为解决这一系列问题，本文提出了NEO-ov，一种纯粹端到端的原生一体化视觉-语言模型架构。该模型摒弃了传统的外部视觉编码器，采用单一的decoder-only结构，通过引入统一的序列化方案，将多图像、视频帧和文本融合为连续的输入序列。核心创新在于空间-时间混合注意力机制和旋转位置编码（RoPE），实现跨模态的空间和时间关系建模。训练方面，模型经过三阶段优化：大规模图文预训练，跨模态空间-时间推理增强，以及高质量指令调优，确保模型在多任务、多场景中的泛化能力。

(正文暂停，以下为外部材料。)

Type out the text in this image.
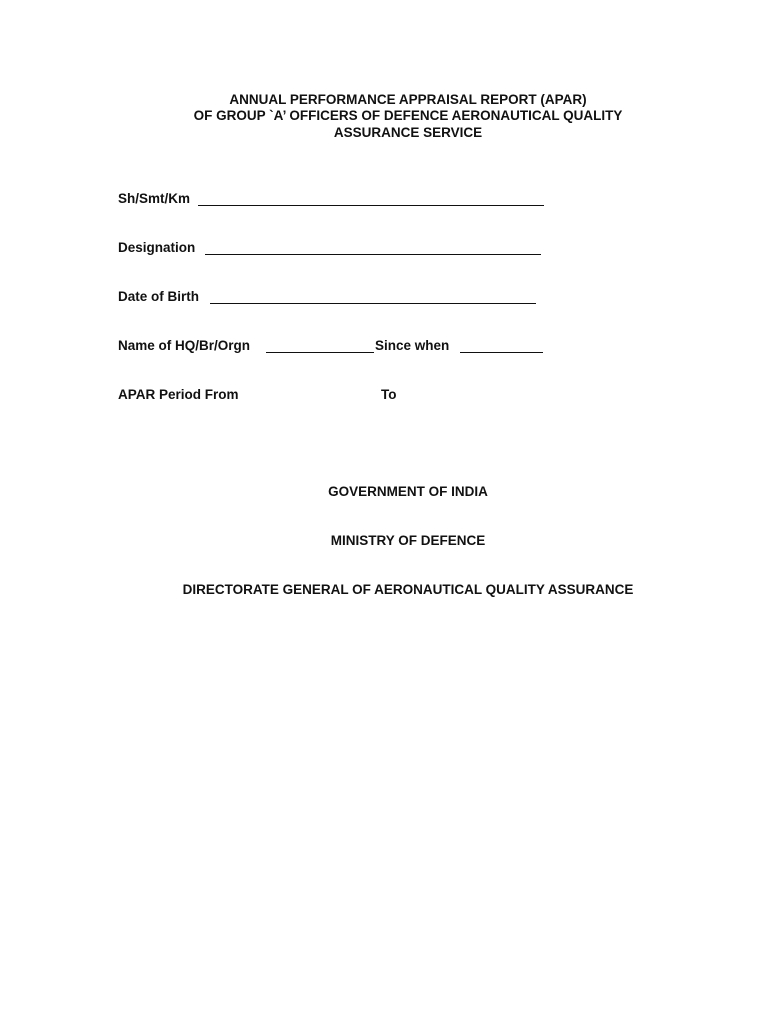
ANNUAL PERFORMANCE APPRAISAL REPORT (APAR)
OF GROUP `A’ OFFICERS OF DEFENCE AERONAUTICAL QUALITY
ASSURANCE SERVICE
Sh/Smt/Km
Designation
Date of Birth
Name of HQ/Br/Orgn	Since when
APAR Period From	To
GOVERNMENT OF INDIA
MINISTRY OF DEFENCE
DIRECTORATE GENERAL OF AERONAUTICAL QUALITY ASSURANCE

实验结果显示，NEO-ov在多个公开数据集上均优于传统模块化模型，尤其在细粒度感知、空间推理和长序列理解任务中表现突出。例如，在VLMEvalKit的图像理解任务中，最高达54.7%的准确率，超越同期主流模型；在视频理解任务中，性能提升明显，达到了60.4%的准确率。模型还在空间智能任务中展现出优异的几何推理能力，验证了其在复杂空间关系建模中的潜力。这些成果不仅彰显了纯粹端到端架构的优势，也为未来多模态AI的发展提供了新思路。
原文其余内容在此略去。